SB 2 would allow visitors and “essential caregivers” to have the right to visit patients in the hospital. A designated “essential caregiver” would be permitted to visit the patient beyond normal hours and for extended periods of time.
“But without family engagement next to your loved one, they can’t feel they can see us and they feel like they’re alone,” Gudger said.
Special sessions are called by governors to consider a specific list of bills. Any bill not in the call requires a two-thirds vote of both houses to pass. Gudger’s bill was not part of Ivey’s special session call.
Several Republican members of the Senate thanked Gudger for bringing attention to this bill.
Sen. Rodger Smitherman, D-Birmingham, said that he was concerned about liability towards the hospital and wanted to make sure the hospital had a say in the visitors who “may” visit. Under the bill, essential caregivers “shall” visit.
He said want hospitals shielded “from any appearance of liability unless they make the call.”
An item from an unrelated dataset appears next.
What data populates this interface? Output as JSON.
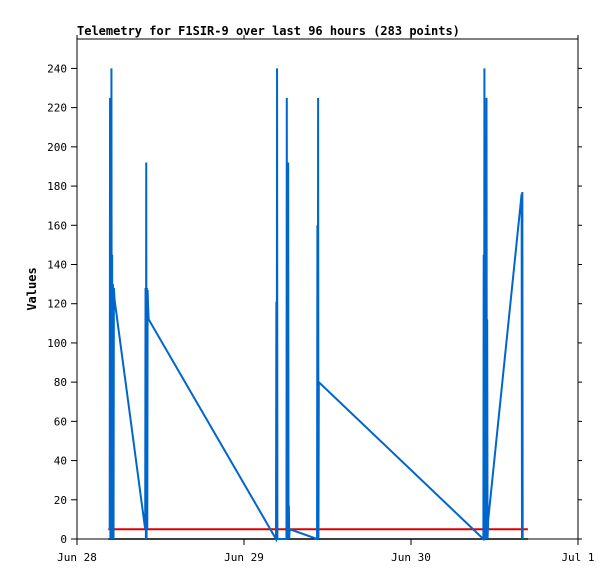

“I’m a lawyer,” he said to Gudger, acknowledging that his requests sound “strange.”
Senate President Pro Tem Greg Reed, R-Jasper, went to the mic and shared his support for the bill and said it would be on a “hot rail” when they returned to a regular session next week.
“And, so, that is what I’ve committed to you and committed to others and now commit to the body that this is a topic that we need to be focused on,” he said.
Staff writer Jemma Stephenson contributed to this report.